I have read The Audacity of Hope, which I enjoyed and was instrumental in my decision to vote for Obama, and I have not read Dreams From My Father. Obviously, Gman's reprint of the email circulated widely during the campaign is a distortion -- a deliberate one. However, what is more interesting is that Obama's book are nothing like the campaign pablum books normally circulated as if they were literature.
Obama's books actually tell us a lot about the development and foundation of the character of a man whose experiences are, in their own way, uniquely American. Parts of the books are disturbing. Not because of the stages Obama went through while growing up. I worry more about those people who grow older without ever questioning the fundamentals of their lives. Those people grown older, but they don't grow up.
Rather, the things he went through reflect, in a microcosm, some of the realities of racial experience and identity in America. As such, the books are innately raw. They are neither white nor black, just like Obama. The amazing thing is that he said these things in a very open and honest manner, and discussed how they affected his view of the world and his character. The American people stunned the world, which had its own distorted notions of race in America, and elected Obama as President.

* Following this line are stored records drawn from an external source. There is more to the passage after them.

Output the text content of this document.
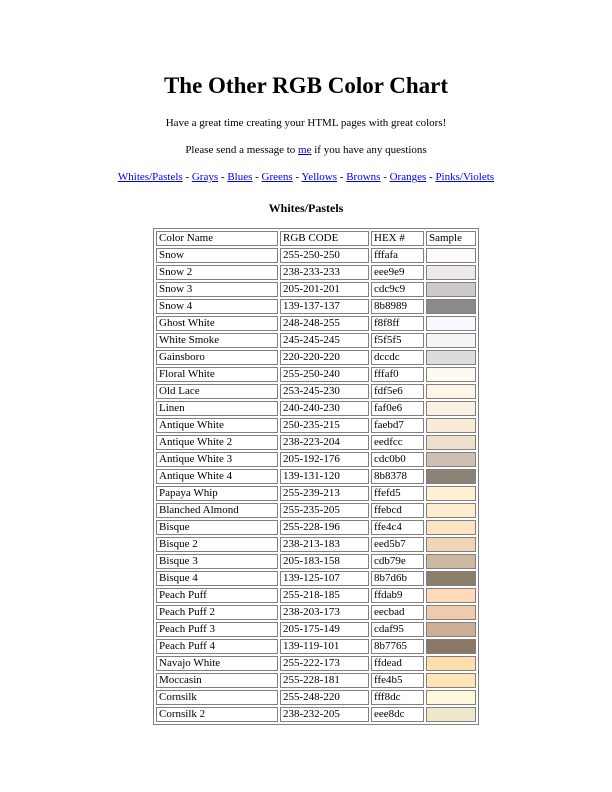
The Other RGB Color Chart
Have a great time creating your HTML pages with great colors!
Please send a message to me if you have any questions
Whites/Pastels - Grays - Blues - Greens - Yellows - Browns - Oranges - Pinks/Violets
Whites/Pastels
Color Name	RGB CODE	HEX #	Sample
Snow	255-250-250	fffafa	
Snow 2	238-233-233	eee9e9	
Snow 3	205-201-201	cdc9c9	
Snow 4	139-137-137	8b8989	
Ghost White	248-248-255	f8f8ff	
White Smoke	245-245-245	f5f5f5	
Gainsboro	220-220-220	dccdc	
Floral White	255-250-240	fffaf0	
Old Lace	253-245-230	fdf5e6	
Linen	240-240-230	faf0e6	
Antique White	250-235-215	faebd7	
Antique White 2	238-223-204	eedfcc	
Antique White 3	205-192-176	cdc0b0	
Antique White 4	139-131-120	8b8378	
Papaya Whip	255-239-213	ffefd5	
Blanched Almond	255-235-205	ffebcd	
Bisque	255-228-196	ffe4c4	
Bisque 2	238-213-183	eed5b7	
Bisque 3	205-183-158	cdb79e	
Bisque 4	139-125-107	8b7d6b	
Peach Puff	255-218-185	ffdab9	
Peach Puff 2	238-203-173	eecbad	
Peach Puff 3	205-175-149	cdaf95	
Peach Puff 4	139-119-101	8b7765	
Navajo White	255-222-173	ffdead	
Moccasin	255-228-181	ffe4b5	
Cornsilk	255-248-220	fff8dc	
Cornsilk 2	238-232-205	eee8dc	
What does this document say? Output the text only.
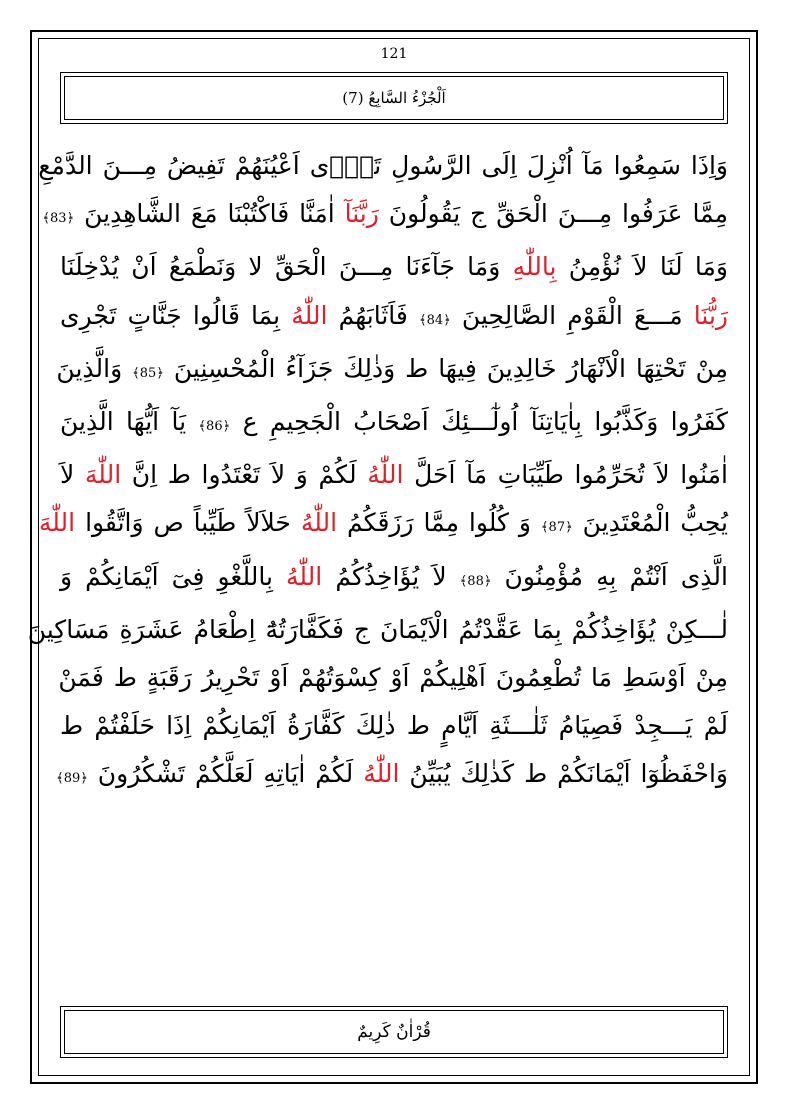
121
اَلْجُزْءُ السَّابِعُ (7)
وَاِذَا سَمِعُوا مَآ اُنْزِلَ اِلَى الرَّسُولِ تَرٰۤى اَعْيُنَهُمْ تَفِيضُ مِـــنَ الدَّمْعِ
مِمَّا عَرَفُوا مِـــنَ الْحَقِّ ج يَقُولُونَ رَبَّنَآ اٰمَنَّا فَاكْتُبْنَا مَعَ الشَّاهِدِينَ ﴿83﴾
وَمَا لَنَا لاَ نُؤْمِنُ بِاللّٰهِ وَمَا جَآءَنَا مِـــنَ الْحَقِّ لا وَنَطْمَعُ اَنْ يُدْخِلَنَا
رَبُّنَا مَـــعَ الْقَوْمِ الصَّالِحِينَ ﴿84﴾ فَاَثَابَهُمُ اللّٰهُ بِمَا قَالُوا جَنَّاتٍ تَجْرِى
مِنْ تَحْتِهَا الْاَنْهَارُ خَالِدِينَ فِيهَا ط وَذٰلِكَ جَزَآءُ الْمُحْسِنِينَ ﴿85﴾ وَالَّذِينَ
كَفَرُوا وَكَذَّبُوا بِاٰيَاتِنَآ اُولٰٓـــئِكَ اَصْحَابُ الْجَحِيمِ ع ﴿86﴾ يَآ اَيُّهَا الَّذِينَ
اٰمَنُوا لاَ تُحَرِّمُوا طَيِّبَاتِ مَآ اَحَلَّ اللّٰهُ لَكُمْ وَ لاَ تَعْتَدُوا ط اِنَّ اللّٰهَ لاَ
يُحِبُّ الْمُعْتَدِينَ ﴿87﴾ وَ كُلُوا مِمَّا رَزَقَكُمُ اللّٰهُ حَلاَلاً طَيِّباً ص وَاتَّقُوا اللّٰهَ
الَّذِى اَنْتُمْ بِهِ مُؤْمِنُونَ ﴿88﴾ لاَ يُؤَاخِذُكُمُ اللّٰهُ بِاللَّغْوِ فِىٓ اَيْمَانِكُمْ وَ
لٰـــكِنْ يُؤَاخِذُكُمْ بِمَا عَقَّدْتُمُ الْاَيْمَانَ ج فَكَفَّارَتُهُٓ اِطْعَامُ عَشَرَةِ مَسَاكِينَ
مِنْ اَوْسَطِ مَا تُطْعِمُونَ اَهْلِيكُمْ اَوْ كِسْوَتُهُمْ اَوْ تَحْرِيرُ رَقَبَةٍ ط فَمَنْ
لَمْ يَـــجِدْ فَصِيَامُ ثَلٰـــثَةِ اَيَّامٍ ط ذٰلِكَ كَفَّارَةُ اَيْمَانِكُمْ اِذَا حَلَفْتُمْ ط
وَاحْفَظُوٓا اَيْمَانَكُمْ ط كَذٰلِكَ يُبَيِّنُ اللّٰهُ لَكُمْ اٰيَاتِهِ لَعَلَّكُمْ تَشْكُرُونَ ﴿89﴾
قُرْاٰنٌ كَرِيمٌ
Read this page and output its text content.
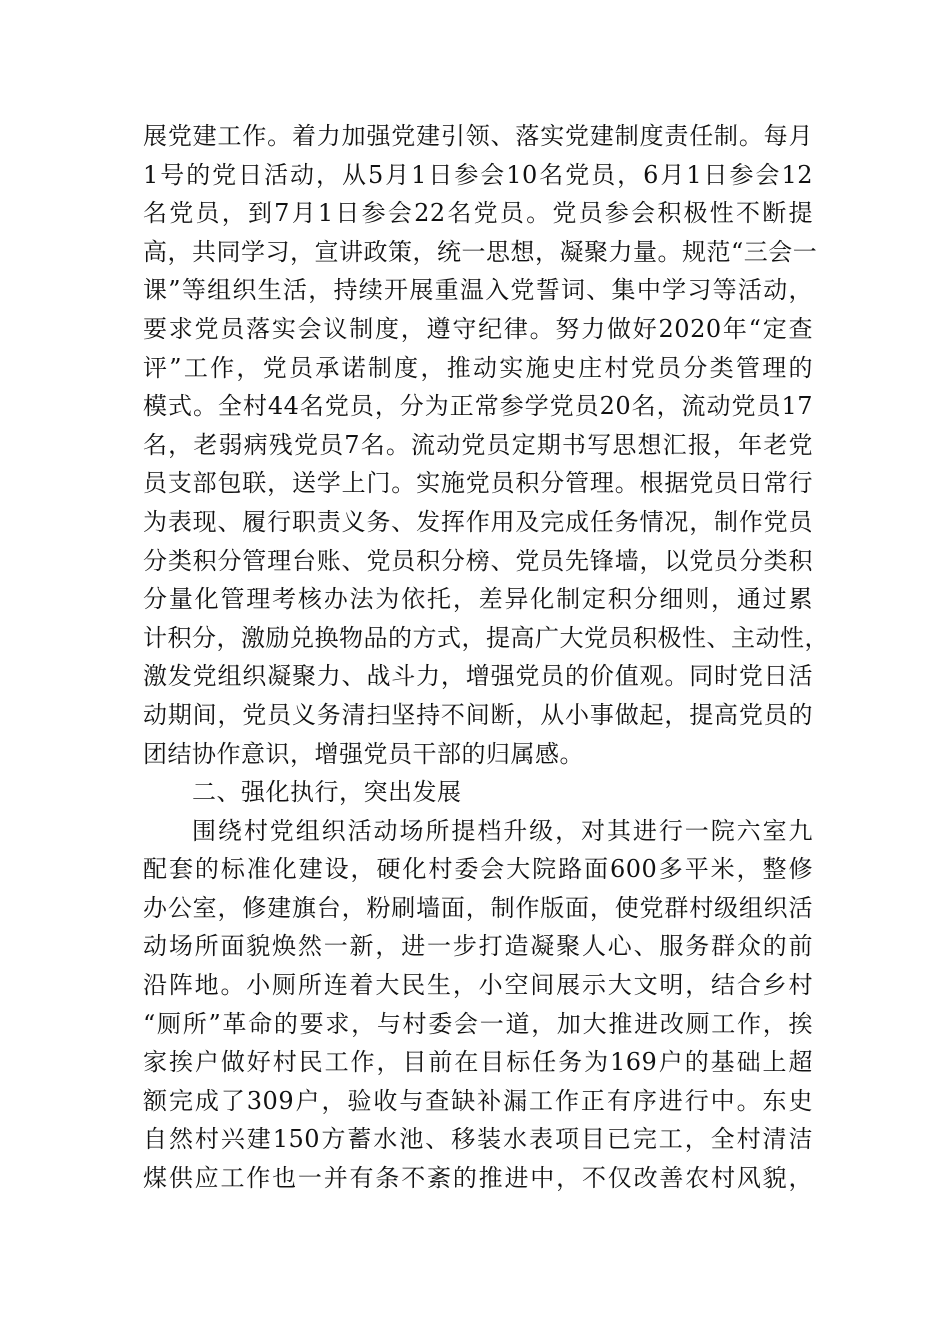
展党建工作。着力加强党建引领、落实党建制度责任制。每月
1号的党日活动，从5月1日参会10名党员，6月1日参会12
名党员，到7月1日参会22名党员。党员参会积极性不断提
高，共同学习，宣讲政策，统一思想，凝聚力量。规范“三会一
课”等组织生活，持续开展重温入党誓词、集中学习等活动，
要求党员落实会议制度，遵守纪律。努力做好2020年“定查
评”工作，党员承诺制度，推动实施史庄村党员分类管理的
模式。全村44名党员，分为正常参学党员20名，流动党员17
名，老弱病残党员7名。流动党员定期书写思想汇报，年老党
员支部包联，送学上门。实施党员积分管理。根据党员日常行
为表现、履行职责义务、发挥作用及完成任务情况，制作党员
分类积分管理台账、党员积分榜、党员先锋墙，以党员分类积
分量化管理考核办法为依托，差异化制定积分细则，通过累
计积分，激励兑换物品的方式，提高广大党员积极性、主动性，
激发党组织凝聚力、战斗力，增强党员的价值观。同时党日活
动期间，党员义务清扫坚持不间断，从小事做起，提高党员的
团结协作意识，增强党员干部的归属感。
二、强化执行，突出发展
围绕村党组织活动场所提档升级，对其进行一院六室九
配套的标准化建设，硬化村委会大院路面600多平米，整修
办公室，修建旗台，粉刷墙面，制作版面，使党群村级组织活
动场所面貌焕然一新，进一步打造凝聚人心、服务群众的前
沿阵地。小厕所连着大民生，小空间展示大文明，结合乡村
“厕所”革命的要求，与村委会一道，加大推进改厕工作，挨
家挨户做好村民工作，目前在目标任务为169户的基础上超
额完成了309户，验收与查缺补漏工作正有序进行中。东史
自然村兴建150方蓄水池、移装水表项目已完工，全村清洁
煤供应工作也一并有条不紊的推进中，不仅改善农村风貌，
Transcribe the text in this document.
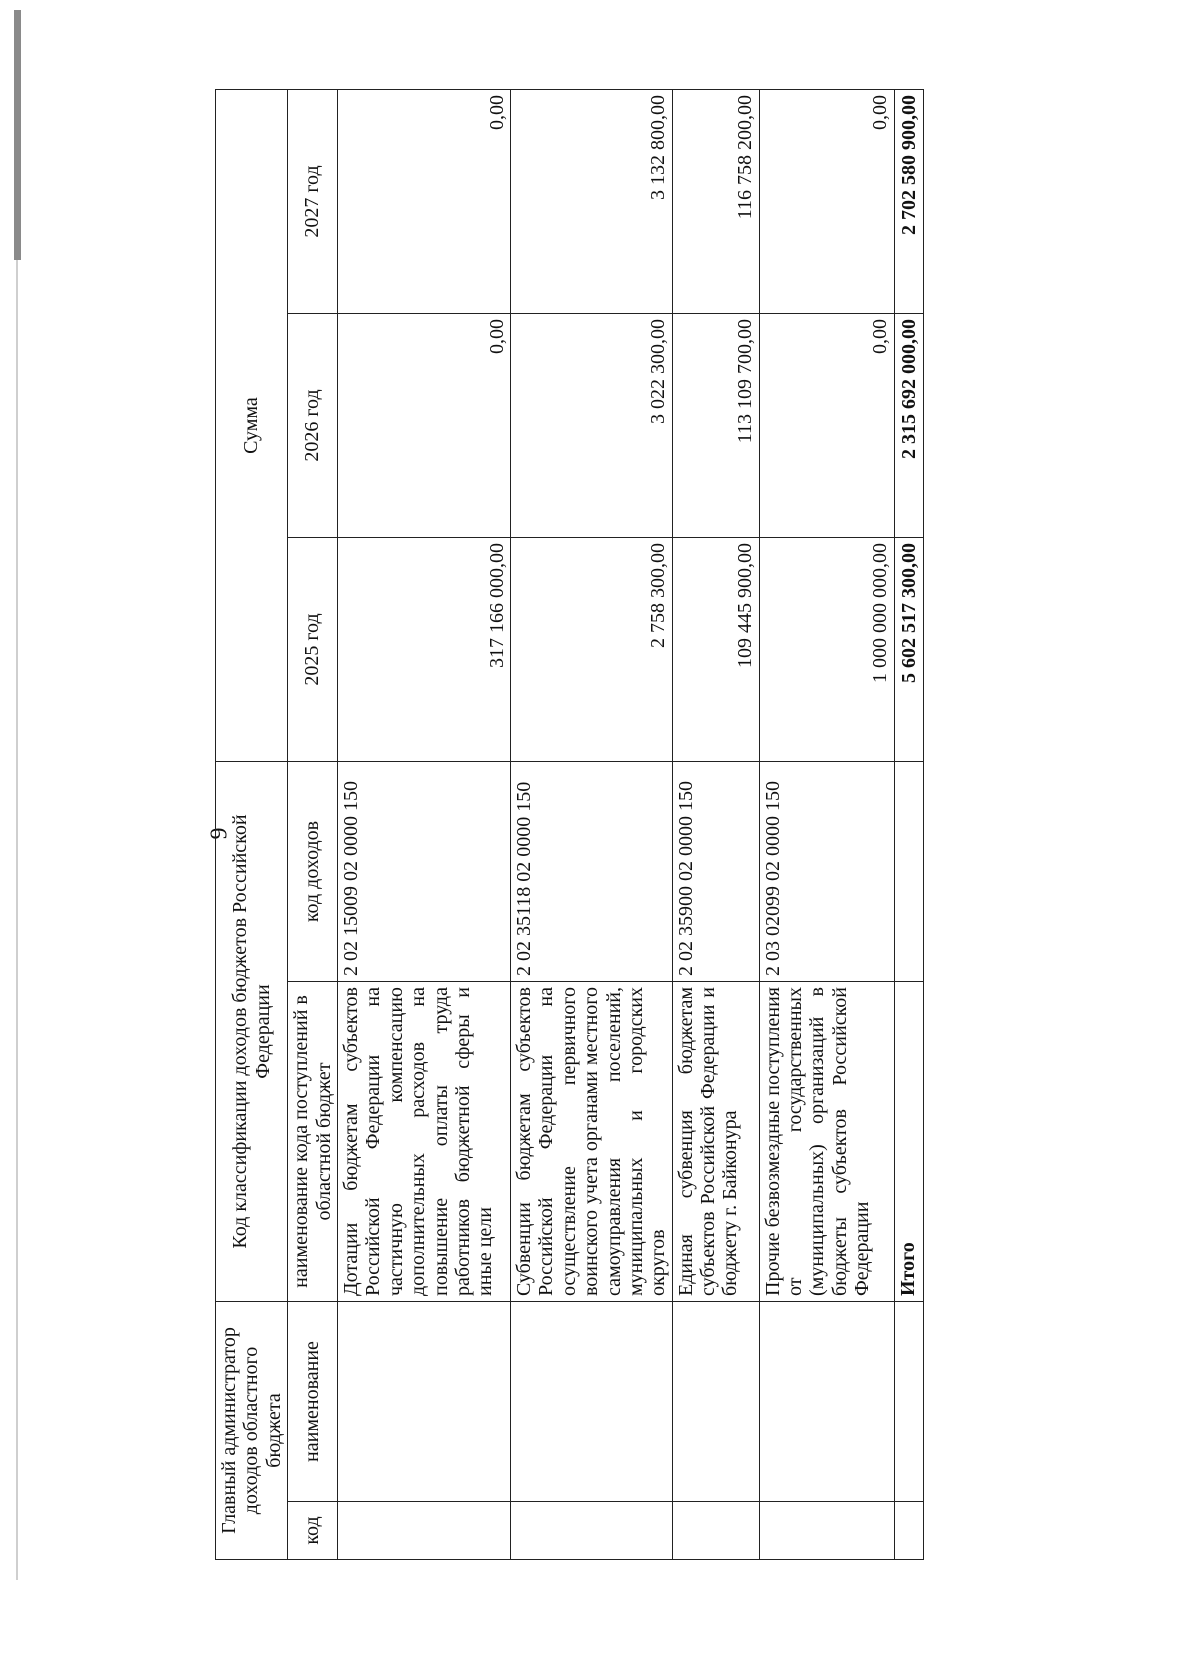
9
Главный администратор доходов областного бюджета		Код классификации доходов бюджетов Российской Федерации		Сумма		
код	наименование	наименование кода поступлений в областной бюджет	код доходов	2025 год	2026 год	2027 год
		Дотации бюджетам субъектов Российской Федерации на частичную компенсацию дополнительных расходов на повышение оплаты труда работников бюджетной сферы и иные цели	2 02 15009 02 0000 150	317 166 000,00	0,00	0,00
		Субвенции бюджетам субъектов Российской Федерации на осуществление первичного воинского учета органами местного самоуправления поселений, муниципальных и городских округов	2 02 35118 02 0000 150	2 758 300,00	3 022 300,00	3 132 800,00
		Единая субвенция бюджетам субъектов Российской Федерации и бюджету г. Байконура	2 02 35900 02 0000 150	109 445 900,00	113 109 700,00	116 758 200,00
		Прочие безвозмездные поступления от государственных (муниципальных) организаций в бюджеты субъектов Российской Федерации	2 03 02099 02 0000 150	1 000 000 000,00	0,00	0,00
		Итого		5 602 517 300,00	2 315 692 000,00	2 702 580 900,00
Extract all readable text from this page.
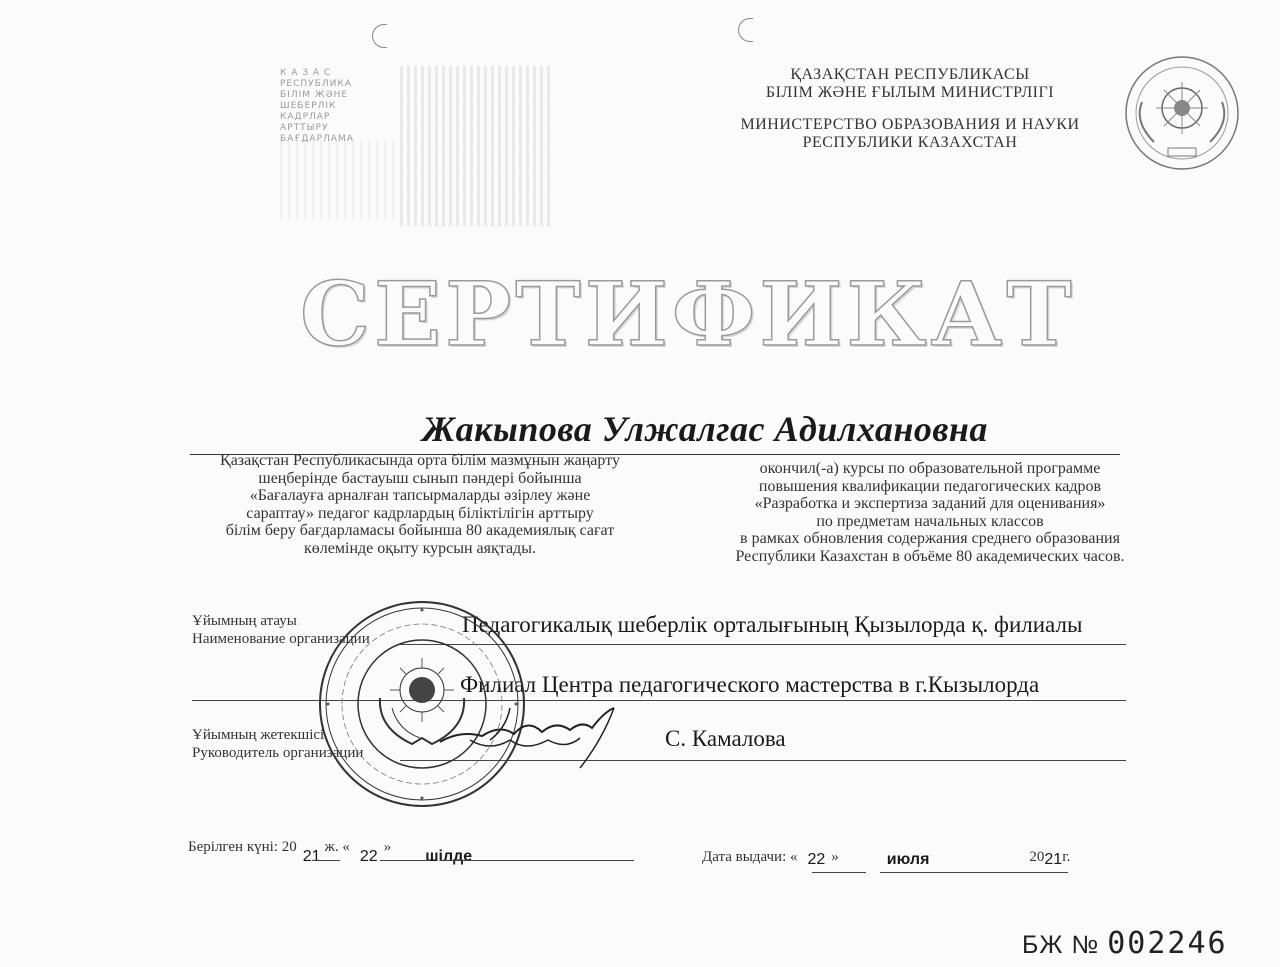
К А З А С
РЕСПУБЛИКА
БІЛІМ ЖӘНЕ
ШЕБЕРЛІК
КАДРЛАР
АРТТЫРУ
БАҒДАРЛАМА
ҚАЗАҚСТАН РЕСПУБЛИКАСЫ
БІЛІМ ЖӘНЕ ҒЫЛЫМ МИНИСТРЛІГІ
МИНИСТЕРСТВО ОБРАЗОВАНИЯ И НАУКИ
РЕСПУБЛИКИ КАЗАХСТАН
СЕРТИФИКАТ
Жакыпова Улжалгас Адилхановна
Қазақстан Республикасында орта білім мазмұнын жаңарту
шеңберінде бастауыш сынып пәндері бойынша
«Бағалауға арналған тапсырмаларды әзірлеу және
сараптау» педагог кадрлардың біліктілігін арттыру
білім беру бағдарламасы бойынша 80 академиялық сағат
көлемінде оқыту курсын аяқтады.
окончил(-а) курсы по образовательной программе
повышения квалификации педагогических кадров
«Разработка и экспертиза заданий для оценивания»
по предметам начальных классов
в рамках обновления содержания среднего образования
Республики Казахстан в объёме 80 академических часов.
Ұйымның атауы
Наименование организации
Педагогикалық шеберлік орталығының Қызылорда қ. филиалы
Филиал Центра педагогического мастерства в г.Кызылорда
Ұйымның жетекшісі
Руководитель организации
С. Камалова
Берілген күні: 2021ж. «22»шілде	Дата выдачи: « 22 »	июля	2021г.
БЖ № 002246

Beginning before the election, and continuing every day since then, there have been interests and individuals that have tried to define everything about Obama and his policies in racial terms. Those doing this have been both black and white. The problem is that Obama has always been both. He was both growing up and he is both today. I don't agree with a lot of what he has done as President, but I also support much that he has done. Among the best of the things he has done is the way he has approached race in his own life and in America. If we are lucky, some of the positives of that will outlast his presidency and skin color will bcome less and less relevant to anything over time.